Search and Rescue (SAR) team members bring body bags to helicopter in bad weather at Pangkalan Bun, in Central Kalimantan, Indonesia, Dec. 31, 2014. Indonesian authorities confirmed object and corpses spotted were from the missing AirAsia plane and they will continue to search .

Indonesian officials said  sonar has detected wreckage from the missing AirAsia plane at the bottom of the Java sea and that three more bodies have been recovered, taking to six the number of bodies found.

The officials were, however, unsure whether the aircraft, which went missing with 162 onboard Sunday morning enroute to Singapore from Indonesida, is in one piece or has disintegrated, Xinhua reported.

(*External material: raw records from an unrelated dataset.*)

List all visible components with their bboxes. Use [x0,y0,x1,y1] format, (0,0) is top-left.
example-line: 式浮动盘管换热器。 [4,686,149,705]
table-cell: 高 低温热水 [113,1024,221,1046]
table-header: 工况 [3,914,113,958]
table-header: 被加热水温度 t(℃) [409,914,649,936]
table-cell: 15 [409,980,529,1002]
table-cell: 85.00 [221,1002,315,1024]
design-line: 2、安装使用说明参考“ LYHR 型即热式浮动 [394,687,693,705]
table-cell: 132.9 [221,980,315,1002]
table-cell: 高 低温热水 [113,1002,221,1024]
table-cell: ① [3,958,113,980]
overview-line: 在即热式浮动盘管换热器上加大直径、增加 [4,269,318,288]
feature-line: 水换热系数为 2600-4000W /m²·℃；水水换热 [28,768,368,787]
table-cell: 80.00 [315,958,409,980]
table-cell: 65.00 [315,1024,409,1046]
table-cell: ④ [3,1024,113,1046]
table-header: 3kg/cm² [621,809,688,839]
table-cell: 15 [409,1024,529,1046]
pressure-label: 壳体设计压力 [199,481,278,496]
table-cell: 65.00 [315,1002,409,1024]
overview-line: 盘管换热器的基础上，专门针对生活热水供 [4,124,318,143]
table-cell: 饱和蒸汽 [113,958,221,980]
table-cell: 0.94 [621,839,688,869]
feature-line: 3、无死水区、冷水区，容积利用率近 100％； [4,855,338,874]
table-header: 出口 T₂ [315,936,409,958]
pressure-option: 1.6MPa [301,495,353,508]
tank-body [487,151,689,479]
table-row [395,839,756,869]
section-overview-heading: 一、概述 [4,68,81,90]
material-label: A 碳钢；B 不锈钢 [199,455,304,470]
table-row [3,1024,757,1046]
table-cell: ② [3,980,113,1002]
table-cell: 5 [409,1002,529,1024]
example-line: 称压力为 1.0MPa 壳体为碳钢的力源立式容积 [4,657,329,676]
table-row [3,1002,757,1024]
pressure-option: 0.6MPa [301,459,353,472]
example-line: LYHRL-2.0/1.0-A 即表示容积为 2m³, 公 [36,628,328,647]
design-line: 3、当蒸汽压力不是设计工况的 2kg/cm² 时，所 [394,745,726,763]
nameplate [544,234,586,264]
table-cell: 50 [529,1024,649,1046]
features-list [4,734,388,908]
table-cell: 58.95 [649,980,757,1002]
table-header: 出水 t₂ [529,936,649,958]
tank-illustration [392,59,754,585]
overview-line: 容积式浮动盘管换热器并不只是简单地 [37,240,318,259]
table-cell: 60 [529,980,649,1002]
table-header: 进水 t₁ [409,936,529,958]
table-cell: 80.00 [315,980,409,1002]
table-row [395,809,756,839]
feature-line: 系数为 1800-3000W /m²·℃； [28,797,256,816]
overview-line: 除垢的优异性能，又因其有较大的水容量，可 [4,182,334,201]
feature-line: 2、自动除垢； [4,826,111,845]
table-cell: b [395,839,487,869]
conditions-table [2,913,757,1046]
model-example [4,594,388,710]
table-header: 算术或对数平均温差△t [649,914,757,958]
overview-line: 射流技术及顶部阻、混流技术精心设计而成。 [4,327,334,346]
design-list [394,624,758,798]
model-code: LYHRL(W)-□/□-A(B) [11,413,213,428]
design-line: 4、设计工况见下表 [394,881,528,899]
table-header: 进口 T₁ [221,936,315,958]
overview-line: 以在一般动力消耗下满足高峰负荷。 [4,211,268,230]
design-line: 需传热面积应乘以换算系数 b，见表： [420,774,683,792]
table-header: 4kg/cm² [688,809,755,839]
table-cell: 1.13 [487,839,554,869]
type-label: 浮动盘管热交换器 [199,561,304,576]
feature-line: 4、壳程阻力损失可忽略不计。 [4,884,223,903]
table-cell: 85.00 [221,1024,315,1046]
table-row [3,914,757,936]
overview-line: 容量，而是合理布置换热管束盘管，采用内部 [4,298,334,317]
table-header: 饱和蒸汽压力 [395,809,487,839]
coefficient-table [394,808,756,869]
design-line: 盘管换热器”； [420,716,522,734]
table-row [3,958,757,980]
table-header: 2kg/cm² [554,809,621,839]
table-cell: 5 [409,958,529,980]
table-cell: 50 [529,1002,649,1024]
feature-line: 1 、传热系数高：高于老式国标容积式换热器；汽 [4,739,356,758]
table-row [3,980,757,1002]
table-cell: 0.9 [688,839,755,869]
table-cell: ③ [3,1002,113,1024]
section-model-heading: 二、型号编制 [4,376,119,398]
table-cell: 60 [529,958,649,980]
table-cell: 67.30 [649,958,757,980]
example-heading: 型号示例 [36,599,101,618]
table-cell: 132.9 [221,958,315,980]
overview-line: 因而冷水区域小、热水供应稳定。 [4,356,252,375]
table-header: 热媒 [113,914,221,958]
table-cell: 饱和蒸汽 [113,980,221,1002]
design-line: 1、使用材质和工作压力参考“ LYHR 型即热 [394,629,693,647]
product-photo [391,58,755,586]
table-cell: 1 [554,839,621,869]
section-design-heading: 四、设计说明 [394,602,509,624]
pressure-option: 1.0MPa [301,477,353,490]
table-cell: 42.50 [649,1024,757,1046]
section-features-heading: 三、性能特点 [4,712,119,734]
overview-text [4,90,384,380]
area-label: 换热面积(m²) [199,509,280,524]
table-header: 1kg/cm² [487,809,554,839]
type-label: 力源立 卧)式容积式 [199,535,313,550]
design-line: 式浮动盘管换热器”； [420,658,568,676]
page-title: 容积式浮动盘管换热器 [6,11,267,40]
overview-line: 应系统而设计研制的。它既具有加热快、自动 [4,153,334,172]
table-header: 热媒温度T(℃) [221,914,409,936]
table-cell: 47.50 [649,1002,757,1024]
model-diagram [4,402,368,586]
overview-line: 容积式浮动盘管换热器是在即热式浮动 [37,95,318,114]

AirAsia Flight QZ8501 had lost contact with the air control tower 42 minutes after taking off from Indonesia’s Surabaya city for Singapore. Its wreckage has been spotted in the waters of Karimata Strait, west of Kalimantan island.

Earlier in the day, three more bodies were recovered including of a woman in a flight attendant’s outfit.

“As soon as the weather is clear, the bodies will be brought to Pangkalan Bun (town),” Bambang Soelistyo, chief of Indonesia’s National Search and Rescue Agency said.

Hundreds of soldiers, police and personnel of the national rescue agency have been deployed for the search operation though weather in the area remains unfavourable with waves as high as two to three metres.

On Wednesday morning, other vessels, including three warships and two survey ships equipped with underwater detectors, were on their way to the crash site to join the hunt for the plane’s black boxes.

On Tuesday, Soelistyo said at a press conference that an Indonesian Air Force C-130 Hercules saw a “shadow” under water, believed to be that of the AirAsia plane.